Bia Greco diz que algumas mães se convencem da imunidade da babá apenas com o resultado do "teste de farmácia". O médico Wladimir Queiroz, consultor da SBI (Sociedade Brasileira de Infectologia), afirma que nem mesmo o teste mais sensível ao vírus, o PCR — feito com coleta da secreção da mucosa oral e nasal — apresenta resultados 100% garantidos.

"Só há eficácia comprovada a partir do terceiro dia de sintomas. Fora desse período, é mais difícil de interpretar. Além da possibilidade de testar falso negativo, trata-se de um retrato de momento, que pode se modificar no dia seguinte."

Em relação à reinfecção — algo que invalidaria o salvo-conduto da babá —, o infectologista diz que já foram descritos alguns casos e que não se sabe se alguém imunizado naturalmente, por ter tido a doença, ou artificialmente, pela vacina, é capaz de portar o vírus e transmitir para outras pessoas.
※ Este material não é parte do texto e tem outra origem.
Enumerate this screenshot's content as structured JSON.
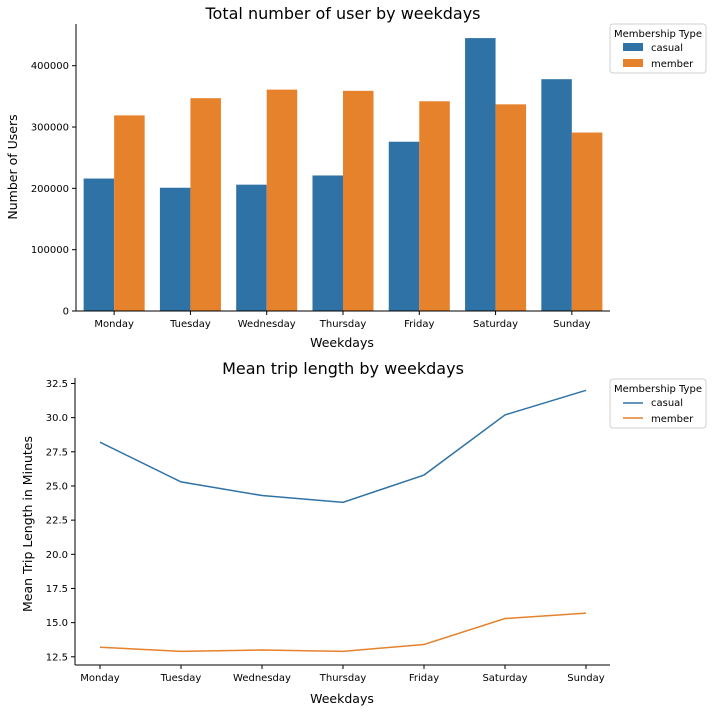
{
  "colors": {
    "casual": "#2f73a6",
    "member": "#e6812c"
  },
  "chart_data": [
    {
      "type": "bar",
      "title": "Total number of user by weekdays",
      "xlabel": "Weekdays",
      "ylabel": "Number of Users",
      "categories": [
        "Monday",
        "Tuesday",
        "Wednesday",
        "Thursday",
        "Friday",
        "Saturday",
        "Sunday"
      ],
      "series": [
        {
          "name": "casual",
          "values": [
            216000,
            201000,
            206000,
            221000,
            276000,
            445000,
            378000
          ]
        },
        {
          "name": "member",
          "values": [
            319000,
            347000,
            361000,
            359000,
            342000,
            337000,
            291000
          ]
        }
      ],
      "ylim": [
        0,
        468000
      ],
      "yticks": [
        0,
        100000,
        200000,
        300000,
        400000
      ],
      "ytick_labels": [
        "0",
        "100000",
        "200000",
        "300000",
        "400000"
      ],
      "legend": {
        "title": "Membership Type",
        "placement": "outside-top-right"
      },
      "grid": false
    },
    {
      "type": "line",
      "title": "Mean trip length by weekdays",
      "xlabel": "Weekdays",
      "ylabel": "Mean Trip Length in Minutes",
      "categories": [
        "Monday",
        "Tuesday",
        "Wednesday",
        "Thursday",
        "Friday",
        "Saturday",
        "Sunday"
      ],
      "series": [
        {
          "name": "casual",
          "values": [
            28.2,
            25.3,
            24.3,
            23.8,
            25.8,
            30.2,
            32.0
          ]
        },
        {
          "name": "member",
          "values": [
            13.2,
            12.9,
            13.0,
            12.9,
            13.4,
            15.3,
            15.7
          ]
        }
      ],
      "ylim": [
        11.9,
        32.9
      ],
      "yticks": [
        12.5,
        15.0,
        17.5,
        20.0,
        22.5,
        25.0,
        27.5,
        30.0,
        32.5
      ],
      "ytick_labels": [
        "12.5",
        "15.0",
        "17.5",
        "20.0",
        "22.5",
        "25.0",
        "27.5",
        "30.0",
        "32.5"
      ],
      "legend": {
        "title": "Membership Type",
        "placement": "outside-top-right"
      },
      "grid": false
    }
  ]
}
O médico afirma que não se tem conhecimento a respeito da circulação da nova variante do coronavírus registrada no Reino Unido. "Sabemos que há várias cepas circulantes no país, não exatamente aquela."

Cárcere privado

De acordo com Queiroz, o resultado negativo de um teste para covid não é "passaporte" para nenhum trabalhador. "A menos que o funcionário more na mesma casa (sem folgas, sem uso de transporte coletivo, sem nenhum tipo de exposição ou contato com outras pessoas), as regras de manutenção de distanciamento, higiene e uso de máscaras estão valendo."

Ele diria que a estratégia adotada no caso de Cacau é "segura, do ponto de vista da transmissão do vírus". Entretanto, pouco razoável do ponto de vista humano. "Todos nós precisamos de emprego, mas esse custo me parece alto demais. Soa como prisão domiciliar, cárcere privado."